Analgesia and coping with
labor pain can prevent suffering during childbirth. Nonpharmacologic methods help women manage
labor pain. Strong evidence is available for the efficacy of continuous one-to-one support from a woman trained to provide nonmedical care during labor, immersion in warm water during first-stage labor, and sterile water injected intracutaneously or subcutaneously at locations near a woman's lumbosacral spine to reduce back-
labor pain. Sterile water
injections also reduce the incidence of cesarean deliveries.
Nitrous oxide labor
analgesia is not potent, but helps women relax, gives them a sense of control, and reduces and distracts their perception of
pain. It is inexpensive; can be administered and discontinued safely, simply, and quickly; has no adverse effects on the normal physiology and progress of labor; and does not require intensive monitoring or co-interventions. Parenteral
opioids provide mild-to-moderate
labor pain relief, but cause side effects. Although observational studies have found associations between maternal use of
opioids and neonatal complications, little higher level evidence is available except that
meperidine is associated with low Apgar scores.
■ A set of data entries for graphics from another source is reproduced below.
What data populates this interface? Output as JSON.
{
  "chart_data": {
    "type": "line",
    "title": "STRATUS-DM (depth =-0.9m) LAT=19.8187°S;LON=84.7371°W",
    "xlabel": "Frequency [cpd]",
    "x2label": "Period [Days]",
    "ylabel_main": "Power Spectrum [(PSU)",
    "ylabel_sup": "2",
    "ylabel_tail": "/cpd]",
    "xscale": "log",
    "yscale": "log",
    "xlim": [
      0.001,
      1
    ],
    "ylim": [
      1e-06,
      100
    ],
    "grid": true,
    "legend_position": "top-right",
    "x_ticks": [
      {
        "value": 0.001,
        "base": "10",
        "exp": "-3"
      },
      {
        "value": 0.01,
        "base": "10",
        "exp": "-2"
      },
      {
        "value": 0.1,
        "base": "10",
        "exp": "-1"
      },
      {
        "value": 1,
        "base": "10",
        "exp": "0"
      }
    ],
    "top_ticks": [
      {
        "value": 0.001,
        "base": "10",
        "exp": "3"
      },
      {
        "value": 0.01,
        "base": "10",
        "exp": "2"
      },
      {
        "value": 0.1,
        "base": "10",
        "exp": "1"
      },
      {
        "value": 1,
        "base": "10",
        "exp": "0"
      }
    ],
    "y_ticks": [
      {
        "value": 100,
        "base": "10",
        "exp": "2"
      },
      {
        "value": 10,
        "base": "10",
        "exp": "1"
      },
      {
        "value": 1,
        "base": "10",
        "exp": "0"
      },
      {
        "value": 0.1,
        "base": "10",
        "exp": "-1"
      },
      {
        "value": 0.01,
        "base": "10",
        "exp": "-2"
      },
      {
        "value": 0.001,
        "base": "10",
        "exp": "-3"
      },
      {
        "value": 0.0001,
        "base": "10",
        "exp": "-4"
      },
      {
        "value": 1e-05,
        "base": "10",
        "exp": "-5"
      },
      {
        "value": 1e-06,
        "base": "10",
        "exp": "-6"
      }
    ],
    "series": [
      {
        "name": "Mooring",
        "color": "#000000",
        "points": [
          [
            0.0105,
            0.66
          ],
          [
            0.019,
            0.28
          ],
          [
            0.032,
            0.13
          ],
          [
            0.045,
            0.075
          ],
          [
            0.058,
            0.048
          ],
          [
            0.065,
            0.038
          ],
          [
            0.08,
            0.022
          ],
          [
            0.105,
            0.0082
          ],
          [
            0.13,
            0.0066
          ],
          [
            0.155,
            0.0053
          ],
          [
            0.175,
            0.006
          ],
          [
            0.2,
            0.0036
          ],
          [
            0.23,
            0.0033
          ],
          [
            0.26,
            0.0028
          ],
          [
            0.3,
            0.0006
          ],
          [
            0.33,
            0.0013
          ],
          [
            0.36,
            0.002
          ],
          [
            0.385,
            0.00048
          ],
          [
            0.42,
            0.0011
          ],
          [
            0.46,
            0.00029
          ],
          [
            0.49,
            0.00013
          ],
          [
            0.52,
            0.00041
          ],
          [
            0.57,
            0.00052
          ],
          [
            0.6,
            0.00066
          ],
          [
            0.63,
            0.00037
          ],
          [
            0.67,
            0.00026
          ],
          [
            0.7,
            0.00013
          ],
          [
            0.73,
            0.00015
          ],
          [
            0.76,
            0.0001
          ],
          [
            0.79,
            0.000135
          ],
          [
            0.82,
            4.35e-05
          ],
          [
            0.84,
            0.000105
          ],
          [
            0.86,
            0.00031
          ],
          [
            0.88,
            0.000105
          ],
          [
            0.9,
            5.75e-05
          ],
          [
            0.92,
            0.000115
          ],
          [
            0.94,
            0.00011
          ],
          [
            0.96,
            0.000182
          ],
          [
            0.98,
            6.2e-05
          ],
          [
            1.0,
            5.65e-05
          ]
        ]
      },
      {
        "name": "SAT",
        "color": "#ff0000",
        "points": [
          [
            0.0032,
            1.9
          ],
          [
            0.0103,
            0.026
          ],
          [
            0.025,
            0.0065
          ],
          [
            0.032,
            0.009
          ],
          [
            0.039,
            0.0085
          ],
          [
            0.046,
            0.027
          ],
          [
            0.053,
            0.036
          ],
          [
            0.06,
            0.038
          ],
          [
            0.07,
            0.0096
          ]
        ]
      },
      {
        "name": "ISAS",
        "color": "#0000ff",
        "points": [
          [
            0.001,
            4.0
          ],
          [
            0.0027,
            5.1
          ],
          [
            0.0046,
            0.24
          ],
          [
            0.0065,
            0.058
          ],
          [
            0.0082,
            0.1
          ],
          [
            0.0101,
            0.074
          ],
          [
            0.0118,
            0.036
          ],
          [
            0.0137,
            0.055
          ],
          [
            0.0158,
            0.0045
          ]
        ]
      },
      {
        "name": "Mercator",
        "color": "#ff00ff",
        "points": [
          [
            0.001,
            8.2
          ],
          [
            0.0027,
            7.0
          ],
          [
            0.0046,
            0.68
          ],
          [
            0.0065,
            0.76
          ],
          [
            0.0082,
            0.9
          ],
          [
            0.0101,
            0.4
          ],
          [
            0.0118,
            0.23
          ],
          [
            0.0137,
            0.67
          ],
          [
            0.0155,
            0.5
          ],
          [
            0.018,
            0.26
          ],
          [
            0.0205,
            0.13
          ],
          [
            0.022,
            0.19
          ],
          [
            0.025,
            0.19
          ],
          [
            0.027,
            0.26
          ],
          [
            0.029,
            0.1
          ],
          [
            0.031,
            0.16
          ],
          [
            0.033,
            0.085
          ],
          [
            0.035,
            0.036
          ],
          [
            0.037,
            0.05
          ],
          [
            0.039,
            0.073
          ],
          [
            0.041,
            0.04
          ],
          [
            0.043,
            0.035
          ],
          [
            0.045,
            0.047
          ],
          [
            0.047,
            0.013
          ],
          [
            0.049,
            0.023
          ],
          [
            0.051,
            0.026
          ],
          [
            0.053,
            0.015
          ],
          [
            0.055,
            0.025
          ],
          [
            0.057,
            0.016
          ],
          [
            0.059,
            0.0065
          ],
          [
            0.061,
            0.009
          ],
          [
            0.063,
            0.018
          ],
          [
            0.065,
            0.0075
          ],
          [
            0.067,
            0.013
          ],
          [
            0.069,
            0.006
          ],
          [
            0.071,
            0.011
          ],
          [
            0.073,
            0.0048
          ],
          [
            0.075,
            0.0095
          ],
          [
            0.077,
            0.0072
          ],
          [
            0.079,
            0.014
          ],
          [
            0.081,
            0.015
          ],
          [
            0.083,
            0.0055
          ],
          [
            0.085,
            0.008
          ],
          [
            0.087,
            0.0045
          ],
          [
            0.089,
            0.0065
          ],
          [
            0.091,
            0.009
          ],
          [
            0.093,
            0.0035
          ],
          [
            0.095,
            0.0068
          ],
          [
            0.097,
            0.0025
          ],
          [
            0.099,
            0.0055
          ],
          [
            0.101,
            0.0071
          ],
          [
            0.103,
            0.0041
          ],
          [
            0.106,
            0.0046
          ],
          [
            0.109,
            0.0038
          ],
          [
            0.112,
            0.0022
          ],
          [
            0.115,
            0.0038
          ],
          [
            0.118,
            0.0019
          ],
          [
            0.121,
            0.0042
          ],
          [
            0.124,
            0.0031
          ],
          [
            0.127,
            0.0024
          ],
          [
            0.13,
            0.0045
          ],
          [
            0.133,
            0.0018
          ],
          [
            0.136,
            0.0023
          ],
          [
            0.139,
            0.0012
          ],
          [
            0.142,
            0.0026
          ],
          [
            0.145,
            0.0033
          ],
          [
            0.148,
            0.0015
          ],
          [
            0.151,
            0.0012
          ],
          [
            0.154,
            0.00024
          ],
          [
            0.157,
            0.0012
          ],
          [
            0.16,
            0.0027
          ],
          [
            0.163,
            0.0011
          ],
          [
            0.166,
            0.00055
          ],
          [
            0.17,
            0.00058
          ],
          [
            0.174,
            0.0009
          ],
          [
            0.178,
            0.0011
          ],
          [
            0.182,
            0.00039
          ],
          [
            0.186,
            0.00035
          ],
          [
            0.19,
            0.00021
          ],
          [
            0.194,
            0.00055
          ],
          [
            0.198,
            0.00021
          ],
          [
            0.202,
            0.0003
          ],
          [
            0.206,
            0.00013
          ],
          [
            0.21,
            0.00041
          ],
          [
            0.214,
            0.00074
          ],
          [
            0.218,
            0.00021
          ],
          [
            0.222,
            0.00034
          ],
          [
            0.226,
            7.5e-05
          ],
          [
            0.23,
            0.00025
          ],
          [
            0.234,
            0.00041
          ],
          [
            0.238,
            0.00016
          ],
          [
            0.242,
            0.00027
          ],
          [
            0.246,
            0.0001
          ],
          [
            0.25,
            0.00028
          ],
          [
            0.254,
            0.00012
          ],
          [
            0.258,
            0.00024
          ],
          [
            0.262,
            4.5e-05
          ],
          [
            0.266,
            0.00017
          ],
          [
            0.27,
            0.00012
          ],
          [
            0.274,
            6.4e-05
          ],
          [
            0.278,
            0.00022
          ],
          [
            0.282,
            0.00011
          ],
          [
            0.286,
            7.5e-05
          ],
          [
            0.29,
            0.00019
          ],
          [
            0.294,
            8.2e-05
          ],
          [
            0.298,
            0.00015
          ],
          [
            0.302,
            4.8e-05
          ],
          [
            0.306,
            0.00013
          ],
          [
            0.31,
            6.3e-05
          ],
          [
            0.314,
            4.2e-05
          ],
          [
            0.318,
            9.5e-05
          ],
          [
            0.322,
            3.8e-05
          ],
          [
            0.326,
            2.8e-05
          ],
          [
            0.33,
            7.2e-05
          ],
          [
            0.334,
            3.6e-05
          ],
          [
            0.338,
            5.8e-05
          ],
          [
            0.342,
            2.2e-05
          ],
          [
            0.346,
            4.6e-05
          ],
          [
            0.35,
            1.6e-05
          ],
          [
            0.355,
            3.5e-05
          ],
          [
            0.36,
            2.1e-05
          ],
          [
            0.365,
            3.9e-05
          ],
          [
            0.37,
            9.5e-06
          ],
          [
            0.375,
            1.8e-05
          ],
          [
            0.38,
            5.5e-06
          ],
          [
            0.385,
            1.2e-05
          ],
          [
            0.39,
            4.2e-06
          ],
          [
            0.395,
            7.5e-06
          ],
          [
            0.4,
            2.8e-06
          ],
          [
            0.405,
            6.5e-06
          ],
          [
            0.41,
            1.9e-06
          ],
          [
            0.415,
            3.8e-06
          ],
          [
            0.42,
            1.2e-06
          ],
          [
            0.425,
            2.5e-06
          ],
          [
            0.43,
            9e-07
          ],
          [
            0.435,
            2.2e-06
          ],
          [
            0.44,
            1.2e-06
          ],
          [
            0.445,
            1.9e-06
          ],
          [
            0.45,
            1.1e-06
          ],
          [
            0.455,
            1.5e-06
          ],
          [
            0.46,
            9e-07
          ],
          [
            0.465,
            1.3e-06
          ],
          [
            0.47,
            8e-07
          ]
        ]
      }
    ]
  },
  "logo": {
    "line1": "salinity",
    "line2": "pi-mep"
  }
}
Patient-controlled
intravenous administration of
remifentanil provides better
analgesia and satisfaction than other
opioids, but can cause severe side effects; continuous monitoring of arterial oxygen saturation,
anesthesia supervision, one-to-one nursing, and availability of
oxygen are recommended. The demand for inexpensive, simple, safe but effective
labor pain management for women will undoubtedly increase in places that lack wide access to it now.